In the Vocabulary of comics, the entire chapter is in the form of a comic with drawings. The chapter fits in very well (almost too well) because the entire chapter is basically a giant visual rhetorical piece tying in to Berger’s ideas on what makes an image have meaning. The chapter gets into the higher ideals about what makes icons meaningful and why something can represent something but not be something.

“When we abstract an image through cartooning, we’re not so much eliminating details as we are focusing on specific details. By stripping down an image to its essential meaning, an artist can amplify that meaning in a way that realistic art can’t.”

This in my head is an excellent quote that made me think about cartoons extremely differently. Although we see the human face and reality through our eyes, it’s hard to really “focus” on certain ideas. But with a cartoon, you can bring focus to certain aspects. With a realistic image of a turtle, it’s hard to draw a sword and give him kung fu powers and make him like pizza, but with a cartoon, you can easily draw the turtle with a face, a bandanna, -and most importantly smiling- to show that he likes pizza. The parts that are essential is the turtle, the face, the shell, the green skin, and the pizza, which would be harder to focus on if you had a realistic drawing of a turtle. There’s just too much to focus on.

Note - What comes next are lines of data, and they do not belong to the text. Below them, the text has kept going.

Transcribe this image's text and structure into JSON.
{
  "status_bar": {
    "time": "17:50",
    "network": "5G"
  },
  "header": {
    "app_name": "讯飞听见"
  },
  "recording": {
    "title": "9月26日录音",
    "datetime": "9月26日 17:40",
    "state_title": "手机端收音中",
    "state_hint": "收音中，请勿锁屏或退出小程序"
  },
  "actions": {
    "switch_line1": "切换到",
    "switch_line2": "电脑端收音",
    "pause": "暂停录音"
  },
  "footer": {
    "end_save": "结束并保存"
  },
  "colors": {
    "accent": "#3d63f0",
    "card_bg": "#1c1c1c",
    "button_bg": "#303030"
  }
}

“The fact that your mind is capable of taking a circle, two dots, and a line and turning them into a face is nothing sort of incredible. But still more incredible is the fact that you cannot avoid seeing a face here. Your mind won’t let you. We humans are a self centered race. We see ourselves in everything. We assign identities and emotions where none exist. And we make the world over in our image.”

I really love this quote because I tested it out. All the drawings were only two dots and a line yet I immediately. There was nothing but a few shapes and lines and yet just slightly altering the line could evoke an image of happiness or sadness or indifference in what I saw. I believe we only see what we want to see. There was another quote that I didn’t use that talked about an eye. Only a circle with a dot in the middle will immediately make me identify with an eye, and in my mind it holds the same space as a very detailed eye. In doing a little research, one of the reasons that Hello Kitty was so popular in Japan is that they left out the mouth which immediately allowed the viewer to imprint their emotions onto the shape of Hello Kitty.

1) Are there other icons that when simplified are immediately understood by more than one person to represent an idea?

2) What causes us to immediately imprint certain icons (such as an eye or face) into our minds, and not just see it as a bunch of separate shapes?